Comprenons bien : la parole de Jésus, relayée par saint Paul, ne porte pas sur le ressenti qui est involontaire et échappe à la maîtrise, mais sur la complaisance dans l’affect et la négligence dans le traitement de la cause.
Si l’angoisse est un mal, elle mérite non seulement d’être comprise et évaluée mais combattue. Il ne s’agit donc pas de la nier, encore moins de la refouler, mais de la débusquer et de la dissoudre. Bien des types de moyens sont à notre disposition : chimiothérapique (médicaments), psychique (les psychothérapies), moral et théologal. A ce sujet, l’on insiste souvent à juste titre sur la vertu théologale d’espérance (autrement dit de confiance, dont l’abandon est un des actes) : on a vu plus haut combien l’espérance s’oppose frontalement à la crainte ; il ne faudrait toutefois pas négliger la vertu morale de courage dont le but est notamment de modérer la crainte en en canalisant l’énergie [1].
b) La bonne angoisse
Pour autant, il y a une mise en péril de notre unité intérieure qui est heureuse voire salutaire. Pour au moins trois raisons.
D’abord, notre unité peut être menacée par la survenue d’une nouveauté. Or, certaines nouveautés sont des enrichissements. Déjà, Aristote notait que « la crainte dispose à prendre conseil [2]« , autrement dit à la prudence et à la vigilance. De fait, celui qui est trop sûr de lui s’aveugle souvent sur la réalité, le danger. Luther invitait à craindre de ne pas craindre : la sécurité est un assoupissement dans la suffisance [3]. Les spécialistes de sport extrême savent qu’en perdant la peur, ils perdent le sens du péril. Encore faut-il que la crainte soit modérée, ajoute saint Thomas [4]. Ne peut-on aller plus loin ? Certaines angoisses vont jusqu’à ébranler le psychisme. Certaines irruptions de la présence divine se font au péril – apparent – de la santé mentale. Songeons à la « conversion » de saint Jean de Dieu. L’évangile ne nous dit-il pas que Marie fut « toute troublée » en entendant la salutation de l’ange (Lc 1,29) ? Or, on ne peut imaginer nouveauté plus grande que celle de l’annonce de la venue de Messie, signifiée par le salut messianique « Réjouis-toi » (v. 28). Heureuse angoisse qui signale l’irruption de l’altérité enrichissante !

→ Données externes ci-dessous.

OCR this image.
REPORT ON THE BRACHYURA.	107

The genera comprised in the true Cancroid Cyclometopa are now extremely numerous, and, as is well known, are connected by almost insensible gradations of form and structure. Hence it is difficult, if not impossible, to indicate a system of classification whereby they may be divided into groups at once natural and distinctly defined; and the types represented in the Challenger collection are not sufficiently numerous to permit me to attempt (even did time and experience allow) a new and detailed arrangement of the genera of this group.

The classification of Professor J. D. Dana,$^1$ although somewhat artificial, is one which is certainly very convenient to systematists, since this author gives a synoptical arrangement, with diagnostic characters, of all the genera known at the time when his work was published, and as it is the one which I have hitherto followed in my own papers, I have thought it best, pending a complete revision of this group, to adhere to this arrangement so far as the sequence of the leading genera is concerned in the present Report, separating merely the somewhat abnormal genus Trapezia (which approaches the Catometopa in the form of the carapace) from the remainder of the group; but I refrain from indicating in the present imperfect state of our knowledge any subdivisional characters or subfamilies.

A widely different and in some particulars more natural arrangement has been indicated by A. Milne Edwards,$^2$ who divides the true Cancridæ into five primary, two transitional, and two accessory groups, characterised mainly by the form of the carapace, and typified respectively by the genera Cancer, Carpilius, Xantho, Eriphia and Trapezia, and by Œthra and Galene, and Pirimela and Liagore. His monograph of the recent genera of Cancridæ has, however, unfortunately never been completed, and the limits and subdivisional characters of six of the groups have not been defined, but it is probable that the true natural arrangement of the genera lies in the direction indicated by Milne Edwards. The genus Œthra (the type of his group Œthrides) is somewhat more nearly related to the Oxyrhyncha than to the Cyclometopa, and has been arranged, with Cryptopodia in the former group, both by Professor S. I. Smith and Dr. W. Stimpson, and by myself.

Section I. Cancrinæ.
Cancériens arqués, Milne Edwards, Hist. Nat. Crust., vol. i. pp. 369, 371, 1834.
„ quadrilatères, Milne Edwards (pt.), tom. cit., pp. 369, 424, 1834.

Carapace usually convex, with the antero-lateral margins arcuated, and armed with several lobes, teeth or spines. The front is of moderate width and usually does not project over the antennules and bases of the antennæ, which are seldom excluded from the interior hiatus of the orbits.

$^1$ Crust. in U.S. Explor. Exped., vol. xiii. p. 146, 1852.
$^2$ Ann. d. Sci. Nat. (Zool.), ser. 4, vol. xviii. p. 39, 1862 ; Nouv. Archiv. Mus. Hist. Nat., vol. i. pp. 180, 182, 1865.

Ensuite, l’unité intérieure peut vaciller, donc susciter l’angoisse, lorsque l’autre aimé est menacé. C’est elle qu’ont ressentie Marie et Joseph pendant leurs recherches de Jésus, dans l’épisode du recouvrement. Certains Pères de l’Église estiment même que ces trois jours sont, pour Notre Dame, comme une anticipation de la Passion. En effet, la charité est une amitié nous unissant à Dieu et à nos frères (Jn 15,15). Or, Aristote disait, dans une superbe formule, que deux amis forment une seule âme dans deux corps ; l’œuvre de l’amour est la communion. Voilà pourquoi l’amitié peut être source de crainte. La crainte de blesser l’autre, d’abord ; mais aussi la crainte de tout ce qui affecte l’unité de l’ami. « Qu’un ami véritable est une douce chose ! […] / Un songe, un rien, tout lui fait peur / Quand il s’agit de ce qu’il aime [5] ». Tel est le sens de la crainte filiale (chaste, disait saint Augustin) dont saint Thomas dit, à la suite de l’Écriture (Ps 19,10), qu’elle demeure même au Ciel [6]. Cette crainte est le sommet dans la délicatesse de l’amour.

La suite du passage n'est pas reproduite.